Cape Town CBD, according to the CCID, has approximately 1 062 023m2 of office space. The River Club development is around 140 000m2; of which Amazon will take up around 70 000m2.
So Amazon is looking for about 7% of the CBD’s current office stock.
In the context of COVID this could be a win-win.
But looking at the hockey-stick-shaped indicators of our economic recovery, it probably won’t be very long before, if not Amazon, someone is looking for office space.
2. Develop on another infill site
The developer owns this site though. They bought it from Transnet without rights, that was their risk.
If the City really wanted to protect this site, they could do a “land swap” — with another golf course, for example — it also doesn’t have rights at the moment. Give them Mowbray Golf Course — it’s just around the corner. Or even another part of TRUP? But are we sure we wouldn’t have any groups protesting the development of that site? And then we would lose the opportunity that that site presents to do an affordable housing development.

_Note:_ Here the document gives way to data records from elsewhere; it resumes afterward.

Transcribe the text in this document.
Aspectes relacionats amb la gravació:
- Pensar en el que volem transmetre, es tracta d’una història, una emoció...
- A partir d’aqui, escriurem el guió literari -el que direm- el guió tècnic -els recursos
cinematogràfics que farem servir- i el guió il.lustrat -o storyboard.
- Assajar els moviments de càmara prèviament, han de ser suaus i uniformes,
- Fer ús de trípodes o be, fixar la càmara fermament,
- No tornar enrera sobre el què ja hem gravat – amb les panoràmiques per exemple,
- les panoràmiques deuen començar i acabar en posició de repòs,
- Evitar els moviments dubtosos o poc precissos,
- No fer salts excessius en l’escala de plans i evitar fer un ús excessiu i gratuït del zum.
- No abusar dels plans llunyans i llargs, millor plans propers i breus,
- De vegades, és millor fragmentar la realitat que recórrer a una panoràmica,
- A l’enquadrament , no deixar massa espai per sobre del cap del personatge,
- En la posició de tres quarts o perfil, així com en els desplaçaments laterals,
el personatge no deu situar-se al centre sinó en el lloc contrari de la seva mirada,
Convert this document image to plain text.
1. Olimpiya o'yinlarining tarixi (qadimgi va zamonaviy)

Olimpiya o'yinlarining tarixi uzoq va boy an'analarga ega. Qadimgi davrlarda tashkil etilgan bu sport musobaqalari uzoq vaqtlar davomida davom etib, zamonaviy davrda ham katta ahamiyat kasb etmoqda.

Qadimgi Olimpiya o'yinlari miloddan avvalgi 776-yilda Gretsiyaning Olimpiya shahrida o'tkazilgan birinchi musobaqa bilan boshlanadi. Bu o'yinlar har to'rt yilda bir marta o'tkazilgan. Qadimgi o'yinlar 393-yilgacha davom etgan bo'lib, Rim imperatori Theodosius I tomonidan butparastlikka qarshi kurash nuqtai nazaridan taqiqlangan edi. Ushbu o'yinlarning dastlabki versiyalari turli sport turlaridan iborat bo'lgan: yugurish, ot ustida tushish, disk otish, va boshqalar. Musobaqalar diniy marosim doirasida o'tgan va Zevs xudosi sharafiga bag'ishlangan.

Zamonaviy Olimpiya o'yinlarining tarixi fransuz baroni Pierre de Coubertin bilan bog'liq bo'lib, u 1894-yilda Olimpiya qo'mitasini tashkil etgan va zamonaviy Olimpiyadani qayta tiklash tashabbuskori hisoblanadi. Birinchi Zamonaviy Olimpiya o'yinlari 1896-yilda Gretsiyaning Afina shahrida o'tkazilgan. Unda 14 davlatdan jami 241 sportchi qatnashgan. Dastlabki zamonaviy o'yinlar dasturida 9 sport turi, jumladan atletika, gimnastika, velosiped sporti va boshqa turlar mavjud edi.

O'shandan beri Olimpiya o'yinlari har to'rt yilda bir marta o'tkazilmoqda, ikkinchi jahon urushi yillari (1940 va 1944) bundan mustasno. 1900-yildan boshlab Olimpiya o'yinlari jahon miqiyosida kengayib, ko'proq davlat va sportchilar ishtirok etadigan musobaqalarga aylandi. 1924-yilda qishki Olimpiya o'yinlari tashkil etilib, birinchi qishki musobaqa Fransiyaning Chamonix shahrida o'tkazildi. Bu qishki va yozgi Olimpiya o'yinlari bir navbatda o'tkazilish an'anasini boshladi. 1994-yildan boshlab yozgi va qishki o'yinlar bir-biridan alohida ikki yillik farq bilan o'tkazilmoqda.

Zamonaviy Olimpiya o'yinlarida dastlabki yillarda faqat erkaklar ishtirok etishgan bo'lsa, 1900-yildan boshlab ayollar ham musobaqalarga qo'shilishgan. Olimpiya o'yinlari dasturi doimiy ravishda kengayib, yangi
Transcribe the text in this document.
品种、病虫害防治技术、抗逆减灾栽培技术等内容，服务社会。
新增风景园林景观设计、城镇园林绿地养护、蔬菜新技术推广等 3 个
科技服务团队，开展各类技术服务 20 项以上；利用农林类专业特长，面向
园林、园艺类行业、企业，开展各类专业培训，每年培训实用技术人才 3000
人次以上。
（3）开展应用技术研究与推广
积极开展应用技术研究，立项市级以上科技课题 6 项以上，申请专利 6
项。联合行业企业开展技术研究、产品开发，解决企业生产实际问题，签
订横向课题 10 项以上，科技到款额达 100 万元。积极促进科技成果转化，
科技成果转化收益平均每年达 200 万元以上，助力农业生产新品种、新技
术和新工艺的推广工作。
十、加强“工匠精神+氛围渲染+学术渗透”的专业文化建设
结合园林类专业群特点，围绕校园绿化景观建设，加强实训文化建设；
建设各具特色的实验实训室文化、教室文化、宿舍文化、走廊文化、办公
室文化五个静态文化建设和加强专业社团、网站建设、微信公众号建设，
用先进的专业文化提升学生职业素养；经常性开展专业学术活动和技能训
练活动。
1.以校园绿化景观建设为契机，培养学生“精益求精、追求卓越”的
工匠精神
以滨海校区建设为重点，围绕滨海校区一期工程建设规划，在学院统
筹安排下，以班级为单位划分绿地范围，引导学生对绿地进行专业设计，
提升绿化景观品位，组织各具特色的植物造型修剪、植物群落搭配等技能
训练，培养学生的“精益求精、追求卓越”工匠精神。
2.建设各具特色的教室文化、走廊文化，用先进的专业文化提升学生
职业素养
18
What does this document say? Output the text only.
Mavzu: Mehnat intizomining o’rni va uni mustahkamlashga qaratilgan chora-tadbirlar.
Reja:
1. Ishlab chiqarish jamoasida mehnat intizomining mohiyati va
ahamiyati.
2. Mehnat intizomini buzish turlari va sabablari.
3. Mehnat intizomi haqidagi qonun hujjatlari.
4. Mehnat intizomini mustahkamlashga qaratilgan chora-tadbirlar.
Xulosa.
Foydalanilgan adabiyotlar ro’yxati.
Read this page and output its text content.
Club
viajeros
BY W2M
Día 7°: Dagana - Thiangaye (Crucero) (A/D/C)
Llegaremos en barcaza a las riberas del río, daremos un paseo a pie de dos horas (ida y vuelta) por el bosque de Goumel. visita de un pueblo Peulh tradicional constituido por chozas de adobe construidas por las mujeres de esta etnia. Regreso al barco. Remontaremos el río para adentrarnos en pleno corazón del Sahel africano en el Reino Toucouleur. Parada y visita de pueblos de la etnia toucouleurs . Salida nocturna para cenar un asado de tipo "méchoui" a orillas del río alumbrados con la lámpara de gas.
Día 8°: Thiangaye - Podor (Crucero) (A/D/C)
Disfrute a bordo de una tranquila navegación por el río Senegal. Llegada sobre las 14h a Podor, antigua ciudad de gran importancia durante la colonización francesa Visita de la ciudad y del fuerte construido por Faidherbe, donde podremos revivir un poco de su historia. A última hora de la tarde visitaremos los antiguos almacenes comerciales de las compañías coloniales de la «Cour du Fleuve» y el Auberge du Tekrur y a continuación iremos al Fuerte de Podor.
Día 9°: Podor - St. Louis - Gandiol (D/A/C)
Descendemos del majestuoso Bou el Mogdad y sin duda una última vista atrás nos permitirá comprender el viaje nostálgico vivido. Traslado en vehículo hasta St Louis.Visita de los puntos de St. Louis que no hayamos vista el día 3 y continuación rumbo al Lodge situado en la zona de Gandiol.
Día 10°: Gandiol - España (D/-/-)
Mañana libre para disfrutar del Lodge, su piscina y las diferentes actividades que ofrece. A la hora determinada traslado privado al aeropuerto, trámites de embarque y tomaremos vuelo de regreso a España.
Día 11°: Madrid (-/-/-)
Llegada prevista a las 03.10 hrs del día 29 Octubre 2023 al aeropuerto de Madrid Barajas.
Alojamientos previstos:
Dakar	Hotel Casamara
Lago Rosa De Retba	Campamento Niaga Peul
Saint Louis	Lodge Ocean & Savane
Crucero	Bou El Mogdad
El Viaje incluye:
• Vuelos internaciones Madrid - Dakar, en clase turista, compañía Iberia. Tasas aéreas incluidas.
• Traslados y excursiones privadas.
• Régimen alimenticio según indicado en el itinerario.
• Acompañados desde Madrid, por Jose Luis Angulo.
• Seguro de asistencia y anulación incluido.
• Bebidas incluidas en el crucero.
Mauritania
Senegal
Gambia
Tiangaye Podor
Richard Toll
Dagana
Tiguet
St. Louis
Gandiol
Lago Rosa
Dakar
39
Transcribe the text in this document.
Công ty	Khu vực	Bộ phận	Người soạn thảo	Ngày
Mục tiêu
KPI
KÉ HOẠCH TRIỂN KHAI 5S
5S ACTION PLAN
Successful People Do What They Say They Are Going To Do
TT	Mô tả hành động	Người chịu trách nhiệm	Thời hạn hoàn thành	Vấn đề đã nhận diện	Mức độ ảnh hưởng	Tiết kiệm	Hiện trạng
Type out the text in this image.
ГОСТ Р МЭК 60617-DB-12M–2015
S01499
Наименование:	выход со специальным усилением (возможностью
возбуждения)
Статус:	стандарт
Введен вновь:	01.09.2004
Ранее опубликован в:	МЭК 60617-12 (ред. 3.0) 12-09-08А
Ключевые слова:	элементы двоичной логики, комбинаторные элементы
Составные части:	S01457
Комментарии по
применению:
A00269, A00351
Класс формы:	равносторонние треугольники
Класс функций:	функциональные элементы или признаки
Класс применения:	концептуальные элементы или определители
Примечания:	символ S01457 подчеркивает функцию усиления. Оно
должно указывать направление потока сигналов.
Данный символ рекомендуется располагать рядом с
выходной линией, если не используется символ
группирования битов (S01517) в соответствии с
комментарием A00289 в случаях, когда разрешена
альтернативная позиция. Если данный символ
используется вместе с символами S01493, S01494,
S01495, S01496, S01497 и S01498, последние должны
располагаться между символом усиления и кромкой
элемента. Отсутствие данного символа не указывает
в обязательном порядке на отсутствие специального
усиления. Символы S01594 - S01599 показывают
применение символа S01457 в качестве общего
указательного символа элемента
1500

I’m pretty sure if the River Club were in City ownership, with its proximity to Salt River train station, some groups would insist it be used for spatial transformation — would people be less concerned about flooding if we were proposing to do a zero-rated development on the River Club to enable affordable housing? Would the City be able to afford the engineering works for such a development? (No)
I think on balance it’s better left with Mowbray for housing and the River Club to the developers.
(Most other infill sites of this scale are owned by the state and face institutional and/or environmental complexities).
3. Regenerate and densify areas where there are existing buildings
This option definitely seems the most appealing (also to me from an outcomes perspective). We talk all the time about Voortrekker Road corridor, Bellville, the Foreshore etc…
Damn; imagine if the Foreshore Freeway project had gone ahead — maybe Amazon would be campusing there…
In terms of regenerating existing buildings, from a developer perspective this is harder — these buildings are all owned by people or Trusts who might not want to sell, and many of them are sectional title — even harder to negotiate a sale.
To get anything of “campus scale” (I.e being able to convince multiple buildings all next to each other to sell) would be once-in-life time. There may be a few family Trusts about owning entire blocks. The only one of significant scale that I am aware of is the Mintzer family who own most of Lady Grey street in Paarl….
From a City perspective, the benefit of River Club over this option relates to the infrastructure — in regeneration projects developers pay “development contributions” towards upgrading existing infrastructure. At the River Club, the developers are putting in a whole host of new enabling infrastructure.
4. Develop north
This has been a part of Cape Town’s trend for many years — expansion up the West Coast, towards and into the Boland, and of Somerset West.
Our approved Spatial Development Framework allows for some of this, but discourages it due to:
- These areas also being environmentally sensitive (flora and fauna)
- Inefficiencies from a City resources perspective (it’s costly to service a sprawling city — that waste collection truck must drive more Km, the MyCiTi bus must reach further, there must be more clinics instead of bigger or better staffed clinics etc)
- Inefficiencies for residents and businesses who have to travel long distances to reach places of work, leisure, services etc and increased carbon emissions, etc that go with that.
This is how fast we are growing….do we want all the pressure to be on the edges and farmlands?
I am not attempting to say the River Club is “right” or “wrong” but hoping to shed some context on the complexity of the “develop somewhere else” idea.